3. Rehin, Haciz ve İflas Hallerinde Fikri Mülkiyet Haklarının Durumu
a. Marka ve Patentlerin Rehin Edilmesi
Tescilli markalar ve patentler, TÜRKPATENT nezdinde rehin edilebilir. Bu rehin, genellikle bankalardan alınan kredilere karşılık teminat olarak gösterilir. Yatırımcının şirkete girmeden önce bu rehinleri sorgulaması gerekir. Rehin şerhi olan marka, devredilemez veya lisanslanamaz.
b. Haciz Tehlikesi ve Koruma Yöntemleri
Fikri haklar borçlunun malvarlığı sayıldığından hacze konu olabilir. Ancak, bu hakların gerçekten kimin adına tescilli olduğu, haczin yönünü de belirler. Şirketin aktif olarak kullandığı bir marka ortağa aitse, şirket borcundan dolayı haczedilemez. Bu durum yatırımcı için büyük bir risk anlamına gelir.
İflas durumunda, fikri mülkiyet haklarının tasfiyesi, şirketin diğer varlıkları gibi ele alınır. Ancak eğer mülkiyet dışarıdaysa, iflas masasına dâhil edilemez. Bu nedenle erken aşama risk analizlerinde bu konu özellikle incelenmelidir.
4. Örnek Olay: Kurucuya Ait Markadan Kaynaklanan Yatırımcı Kaybı
Bir yazılım girişimi olan “D A.Ş.”, 5 yıl içinde önemli büyüme kaydetmiş ve yatırım turuna çıkmıştır. Ancak şirketin kullandığı “D” markası, şirketin kurucularından biri olan M. Bey’in şahsi adına tescillidir. Yatırımcı, ön değerlendirme sürecinde bu hususu göz ardı etmiş ve yatırım yapmıştır.
İlerleyen süreçte kurucu ortak, şirketteki görevinden ayrılmış ve marka üzerinde münhasır lisansı tek taraflı iptal etmiştir.

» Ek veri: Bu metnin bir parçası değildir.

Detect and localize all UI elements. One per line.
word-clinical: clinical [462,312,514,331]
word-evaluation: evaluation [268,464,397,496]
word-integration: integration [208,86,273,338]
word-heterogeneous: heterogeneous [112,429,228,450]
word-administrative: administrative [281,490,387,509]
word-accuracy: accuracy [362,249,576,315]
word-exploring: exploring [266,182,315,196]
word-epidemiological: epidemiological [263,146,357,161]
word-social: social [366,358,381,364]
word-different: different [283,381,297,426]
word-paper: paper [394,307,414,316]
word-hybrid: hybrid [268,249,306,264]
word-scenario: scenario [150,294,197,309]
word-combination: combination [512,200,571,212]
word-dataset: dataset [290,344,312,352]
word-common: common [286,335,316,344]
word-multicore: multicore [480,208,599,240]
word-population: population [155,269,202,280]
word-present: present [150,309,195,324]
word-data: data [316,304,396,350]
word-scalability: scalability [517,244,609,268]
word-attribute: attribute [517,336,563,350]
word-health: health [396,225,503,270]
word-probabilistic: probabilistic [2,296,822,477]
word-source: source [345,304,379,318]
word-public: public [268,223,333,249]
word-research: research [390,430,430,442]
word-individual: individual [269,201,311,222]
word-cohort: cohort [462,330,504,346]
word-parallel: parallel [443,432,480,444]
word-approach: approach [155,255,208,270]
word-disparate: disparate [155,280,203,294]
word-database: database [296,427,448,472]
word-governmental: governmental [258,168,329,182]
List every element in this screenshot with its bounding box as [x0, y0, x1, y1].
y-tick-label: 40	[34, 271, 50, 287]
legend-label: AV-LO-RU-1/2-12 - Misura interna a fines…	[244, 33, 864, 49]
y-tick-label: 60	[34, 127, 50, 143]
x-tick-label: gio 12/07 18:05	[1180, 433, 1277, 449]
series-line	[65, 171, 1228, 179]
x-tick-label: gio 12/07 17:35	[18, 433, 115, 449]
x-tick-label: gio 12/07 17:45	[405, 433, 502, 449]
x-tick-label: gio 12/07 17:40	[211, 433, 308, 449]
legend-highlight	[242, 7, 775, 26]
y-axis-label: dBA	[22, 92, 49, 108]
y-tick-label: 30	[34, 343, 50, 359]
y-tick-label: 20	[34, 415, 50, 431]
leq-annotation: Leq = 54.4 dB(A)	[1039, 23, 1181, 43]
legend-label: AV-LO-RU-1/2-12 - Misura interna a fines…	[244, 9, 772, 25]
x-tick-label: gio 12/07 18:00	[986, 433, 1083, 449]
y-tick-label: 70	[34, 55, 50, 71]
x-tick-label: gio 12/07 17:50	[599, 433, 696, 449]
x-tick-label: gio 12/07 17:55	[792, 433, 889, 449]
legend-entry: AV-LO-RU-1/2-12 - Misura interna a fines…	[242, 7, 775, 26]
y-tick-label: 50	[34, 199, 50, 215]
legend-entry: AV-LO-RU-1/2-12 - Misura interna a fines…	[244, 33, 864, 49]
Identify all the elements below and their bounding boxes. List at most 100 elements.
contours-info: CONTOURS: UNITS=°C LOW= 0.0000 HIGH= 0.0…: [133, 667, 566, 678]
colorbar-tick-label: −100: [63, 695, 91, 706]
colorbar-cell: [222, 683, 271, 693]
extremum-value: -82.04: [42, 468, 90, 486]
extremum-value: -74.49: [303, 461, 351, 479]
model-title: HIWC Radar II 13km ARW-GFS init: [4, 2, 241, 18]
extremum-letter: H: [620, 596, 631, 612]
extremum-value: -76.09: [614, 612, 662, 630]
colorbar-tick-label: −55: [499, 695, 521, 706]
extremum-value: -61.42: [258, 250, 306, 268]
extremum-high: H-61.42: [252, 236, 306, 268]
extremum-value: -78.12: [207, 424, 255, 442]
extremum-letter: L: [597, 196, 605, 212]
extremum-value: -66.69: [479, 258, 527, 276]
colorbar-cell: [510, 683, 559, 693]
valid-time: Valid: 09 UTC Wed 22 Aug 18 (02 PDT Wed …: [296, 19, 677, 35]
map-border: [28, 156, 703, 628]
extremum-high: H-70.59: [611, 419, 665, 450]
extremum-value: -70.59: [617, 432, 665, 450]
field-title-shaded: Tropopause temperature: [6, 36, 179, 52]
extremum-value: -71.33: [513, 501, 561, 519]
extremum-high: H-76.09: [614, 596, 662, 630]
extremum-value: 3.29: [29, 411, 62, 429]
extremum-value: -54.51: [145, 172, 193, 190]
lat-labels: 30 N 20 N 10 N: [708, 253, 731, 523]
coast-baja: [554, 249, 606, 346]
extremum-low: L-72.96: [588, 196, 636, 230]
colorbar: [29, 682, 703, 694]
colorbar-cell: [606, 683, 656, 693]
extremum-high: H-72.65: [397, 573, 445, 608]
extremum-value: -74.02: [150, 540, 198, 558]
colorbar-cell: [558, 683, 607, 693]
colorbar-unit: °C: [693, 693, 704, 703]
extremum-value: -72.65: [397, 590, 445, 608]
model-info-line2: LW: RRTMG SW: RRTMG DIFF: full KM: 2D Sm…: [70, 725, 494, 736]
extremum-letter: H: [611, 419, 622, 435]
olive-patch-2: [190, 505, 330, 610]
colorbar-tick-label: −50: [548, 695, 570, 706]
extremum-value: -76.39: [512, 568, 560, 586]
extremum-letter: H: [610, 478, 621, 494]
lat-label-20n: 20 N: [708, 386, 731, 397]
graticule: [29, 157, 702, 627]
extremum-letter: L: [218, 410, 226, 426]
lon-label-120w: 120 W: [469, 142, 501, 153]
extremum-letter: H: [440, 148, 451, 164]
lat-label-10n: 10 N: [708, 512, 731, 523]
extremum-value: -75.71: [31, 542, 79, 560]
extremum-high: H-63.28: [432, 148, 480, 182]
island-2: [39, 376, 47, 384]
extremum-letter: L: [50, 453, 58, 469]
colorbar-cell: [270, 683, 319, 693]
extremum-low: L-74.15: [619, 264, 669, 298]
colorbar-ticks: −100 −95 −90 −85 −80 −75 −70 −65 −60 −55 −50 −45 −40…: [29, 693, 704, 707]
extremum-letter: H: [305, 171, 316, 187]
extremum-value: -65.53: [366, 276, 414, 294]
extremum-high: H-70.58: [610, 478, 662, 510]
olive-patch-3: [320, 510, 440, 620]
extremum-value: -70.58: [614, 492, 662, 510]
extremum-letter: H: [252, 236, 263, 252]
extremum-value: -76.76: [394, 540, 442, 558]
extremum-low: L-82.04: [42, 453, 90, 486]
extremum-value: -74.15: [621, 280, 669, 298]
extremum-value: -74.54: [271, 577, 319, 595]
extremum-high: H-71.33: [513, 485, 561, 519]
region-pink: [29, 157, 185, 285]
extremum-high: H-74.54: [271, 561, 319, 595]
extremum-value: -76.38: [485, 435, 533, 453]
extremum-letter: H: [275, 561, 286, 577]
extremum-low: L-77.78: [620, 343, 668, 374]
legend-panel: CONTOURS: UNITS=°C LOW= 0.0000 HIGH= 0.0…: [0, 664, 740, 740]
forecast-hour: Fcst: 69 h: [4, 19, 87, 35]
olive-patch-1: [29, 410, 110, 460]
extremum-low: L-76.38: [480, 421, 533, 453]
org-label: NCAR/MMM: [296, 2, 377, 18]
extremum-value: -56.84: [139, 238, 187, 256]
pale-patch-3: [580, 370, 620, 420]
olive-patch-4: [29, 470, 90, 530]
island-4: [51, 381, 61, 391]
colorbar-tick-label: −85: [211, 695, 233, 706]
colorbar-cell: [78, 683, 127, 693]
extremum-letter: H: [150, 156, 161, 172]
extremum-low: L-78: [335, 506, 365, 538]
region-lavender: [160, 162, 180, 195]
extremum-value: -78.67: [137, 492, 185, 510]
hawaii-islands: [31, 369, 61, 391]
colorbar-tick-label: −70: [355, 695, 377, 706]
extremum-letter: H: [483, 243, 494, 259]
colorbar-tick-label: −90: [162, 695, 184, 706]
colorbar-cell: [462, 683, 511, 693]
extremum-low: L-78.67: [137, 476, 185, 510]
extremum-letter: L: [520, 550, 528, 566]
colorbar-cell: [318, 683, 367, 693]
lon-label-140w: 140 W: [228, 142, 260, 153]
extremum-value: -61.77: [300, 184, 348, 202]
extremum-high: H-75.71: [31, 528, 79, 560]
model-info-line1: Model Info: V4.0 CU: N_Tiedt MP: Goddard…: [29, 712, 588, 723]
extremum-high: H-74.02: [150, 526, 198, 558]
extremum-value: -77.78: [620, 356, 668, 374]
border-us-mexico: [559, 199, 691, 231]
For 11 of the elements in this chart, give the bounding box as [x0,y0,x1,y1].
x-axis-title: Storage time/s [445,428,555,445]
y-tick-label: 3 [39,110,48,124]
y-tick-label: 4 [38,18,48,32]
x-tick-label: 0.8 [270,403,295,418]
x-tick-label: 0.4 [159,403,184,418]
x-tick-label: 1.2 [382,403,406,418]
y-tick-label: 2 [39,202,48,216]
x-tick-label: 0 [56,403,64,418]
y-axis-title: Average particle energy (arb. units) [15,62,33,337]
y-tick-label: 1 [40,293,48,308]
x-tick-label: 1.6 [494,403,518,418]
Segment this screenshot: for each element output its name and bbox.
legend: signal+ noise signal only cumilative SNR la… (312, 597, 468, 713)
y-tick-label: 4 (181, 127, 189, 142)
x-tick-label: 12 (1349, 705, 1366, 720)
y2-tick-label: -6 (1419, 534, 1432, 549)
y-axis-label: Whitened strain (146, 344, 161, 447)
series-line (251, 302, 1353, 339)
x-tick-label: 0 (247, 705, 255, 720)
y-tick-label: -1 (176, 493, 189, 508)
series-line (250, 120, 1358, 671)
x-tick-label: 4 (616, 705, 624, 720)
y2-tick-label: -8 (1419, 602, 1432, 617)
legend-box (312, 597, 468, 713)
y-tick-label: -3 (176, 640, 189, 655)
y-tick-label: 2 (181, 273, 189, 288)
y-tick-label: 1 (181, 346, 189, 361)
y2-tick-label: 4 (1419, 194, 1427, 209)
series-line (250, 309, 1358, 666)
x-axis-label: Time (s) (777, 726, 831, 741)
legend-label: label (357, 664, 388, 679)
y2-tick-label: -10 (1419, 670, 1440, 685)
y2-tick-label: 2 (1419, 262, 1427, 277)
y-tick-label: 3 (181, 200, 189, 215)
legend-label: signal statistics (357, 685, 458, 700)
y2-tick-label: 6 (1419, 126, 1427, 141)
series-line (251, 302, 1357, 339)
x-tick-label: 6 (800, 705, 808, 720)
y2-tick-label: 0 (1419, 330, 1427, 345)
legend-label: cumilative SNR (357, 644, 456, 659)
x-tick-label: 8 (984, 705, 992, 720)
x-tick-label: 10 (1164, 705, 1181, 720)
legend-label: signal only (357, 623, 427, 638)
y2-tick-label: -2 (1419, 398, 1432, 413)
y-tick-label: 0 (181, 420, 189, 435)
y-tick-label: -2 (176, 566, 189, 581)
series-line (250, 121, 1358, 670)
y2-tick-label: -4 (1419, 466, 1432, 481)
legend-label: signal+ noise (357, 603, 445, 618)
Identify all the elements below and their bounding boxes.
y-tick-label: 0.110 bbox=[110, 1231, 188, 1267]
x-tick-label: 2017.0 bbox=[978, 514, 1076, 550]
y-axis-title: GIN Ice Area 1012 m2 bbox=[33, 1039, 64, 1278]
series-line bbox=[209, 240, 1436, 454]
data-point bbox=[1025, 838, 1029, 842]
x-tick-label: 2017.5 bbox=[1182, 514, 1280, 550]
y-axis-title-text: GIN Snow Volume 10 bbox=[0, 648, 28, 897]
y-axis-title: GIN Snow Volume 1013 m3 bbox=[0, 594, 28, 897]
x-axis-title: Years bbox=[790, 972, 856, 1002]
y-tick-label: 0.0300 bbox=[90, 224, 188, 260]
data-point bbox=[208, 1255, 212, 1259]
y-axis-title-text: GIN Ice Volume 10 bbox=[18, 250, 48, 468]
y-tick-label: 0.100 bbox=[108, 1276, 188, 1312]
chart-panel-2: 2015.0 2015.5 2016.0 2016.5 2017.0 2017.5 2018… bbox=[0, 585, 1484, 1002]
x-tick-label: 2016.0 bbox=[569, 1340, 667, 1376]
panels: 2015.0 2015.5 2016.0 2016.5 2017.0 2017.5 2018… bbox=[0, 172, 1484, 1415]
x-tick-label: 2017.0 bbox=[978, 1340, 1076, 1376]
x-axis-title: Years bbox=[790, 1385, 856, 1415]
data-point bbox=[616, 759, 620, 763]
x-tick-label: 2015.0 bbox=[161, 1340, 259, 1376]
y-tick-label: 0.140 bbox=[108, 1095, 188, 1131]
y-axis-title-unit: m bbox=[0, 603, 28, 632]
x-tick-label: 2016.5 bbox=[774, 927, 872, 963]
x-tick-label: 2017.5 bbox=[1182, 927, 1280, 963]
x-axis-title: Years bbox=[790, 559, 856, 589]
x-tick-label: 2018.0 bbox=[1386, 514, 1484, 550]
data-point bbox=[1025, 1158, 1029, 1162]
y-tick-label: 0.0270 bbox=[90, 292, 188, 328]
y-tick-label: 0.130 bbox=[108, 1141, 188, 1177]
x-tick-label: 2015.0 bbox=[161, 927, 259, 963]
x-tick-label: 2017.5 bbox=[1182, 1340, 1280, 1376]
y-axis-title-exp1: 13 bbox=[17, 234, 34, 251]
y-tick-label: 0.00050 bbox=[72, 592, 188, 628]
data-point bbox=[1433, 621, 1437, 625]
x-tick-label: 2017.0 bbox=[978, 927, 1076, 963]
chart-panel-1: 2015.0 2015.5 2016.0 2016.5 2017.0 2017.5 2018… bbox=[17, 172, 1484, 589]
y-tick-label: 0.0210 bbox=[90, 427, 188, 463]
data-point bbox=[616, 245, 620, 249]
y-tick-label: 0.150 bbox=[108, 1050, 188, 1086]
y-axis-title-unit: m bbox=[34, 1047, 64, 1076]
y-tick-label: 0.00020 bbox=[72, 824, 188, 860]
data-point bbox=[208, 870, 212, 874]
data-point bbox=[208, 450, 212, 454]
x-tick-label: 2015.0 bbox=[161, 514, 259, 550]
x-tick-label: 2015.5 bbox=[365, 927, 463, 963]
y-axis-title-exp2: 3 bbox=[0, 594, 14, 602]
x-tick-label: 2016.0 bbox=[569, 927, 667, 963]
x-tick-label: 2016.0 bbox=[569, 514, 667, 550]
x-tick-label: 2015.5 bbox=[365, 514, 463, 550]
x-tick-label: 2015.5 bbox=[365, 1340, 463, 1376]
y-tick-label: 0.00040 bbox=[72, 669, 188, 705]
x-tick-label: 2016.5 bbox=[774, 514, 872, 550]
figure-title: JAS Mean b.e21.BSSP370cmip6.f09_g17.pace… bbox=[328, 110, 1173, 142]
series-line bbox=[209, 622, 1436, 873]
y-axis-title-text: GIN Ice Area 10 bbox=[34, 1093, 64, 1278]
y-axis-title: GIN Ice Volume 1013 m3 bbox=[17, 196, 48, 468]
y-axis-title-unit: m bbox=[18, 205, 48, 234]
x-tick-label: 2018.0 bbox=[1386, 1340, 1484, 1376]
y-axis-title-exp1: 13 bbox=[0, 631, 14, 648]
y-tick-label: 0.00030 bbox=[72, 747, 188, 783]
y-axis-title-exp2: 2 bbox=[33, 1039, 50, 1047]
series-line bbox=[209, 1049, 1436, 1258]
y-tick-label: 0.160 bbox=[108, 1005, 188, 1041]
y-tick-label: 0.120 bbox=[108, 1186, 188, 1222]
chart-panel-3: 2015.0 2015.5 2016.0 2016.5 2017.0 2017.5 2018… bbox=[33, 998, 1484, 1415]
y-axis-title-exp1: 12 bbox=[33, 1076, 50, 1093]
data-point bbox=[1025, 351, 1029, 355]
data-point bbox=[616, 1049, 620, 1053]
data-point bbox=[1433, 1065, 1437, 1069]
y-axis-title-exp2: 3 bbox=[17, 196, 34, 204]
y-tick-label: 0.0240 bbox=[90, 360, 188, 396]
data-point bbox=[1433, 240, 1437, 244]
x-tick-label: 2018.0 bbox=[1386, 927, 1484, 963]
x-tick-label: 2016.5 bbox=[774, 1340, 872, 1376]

Bu durum şirketin pazarlama faaliyetlerini durdurmuş, müşteri kaybı yaşanmış ve yatırımcı ciddi zarara uğramıştır.
Bu örnek, mülkiyet hakkının şirkette değil bireyde olmasının ne kadar kritik bir risk taşıdığını gözler önüne sermektedir.
5. Sonuç ve Yatırımcıya Tavsiyeler
- Fikri mülkiyet hakları şirketin bizzat adına tescilli olmalıdır.
- Tüm tescil belgeleri ve varsa lisans sözleşmeleri detaylıca incelenmeli, noter onayı olanlar tercih edilmelidir.
- Markalar üzerindeki rehin ve haciz şerhleri mutlaka kontrol edilmelidir.
- Ortaklar veya çalışanlar üzerinden kullanılan yazılımlar için açık devir protokolleri yapılmalıdır.
Yatırımcılar, fikri mülkiyetin mülkiyet ve kullanım durumunu göz ardı etmemeli, bu varlıkların bağımsız hukuki güvenliğini sorgulamalıdır.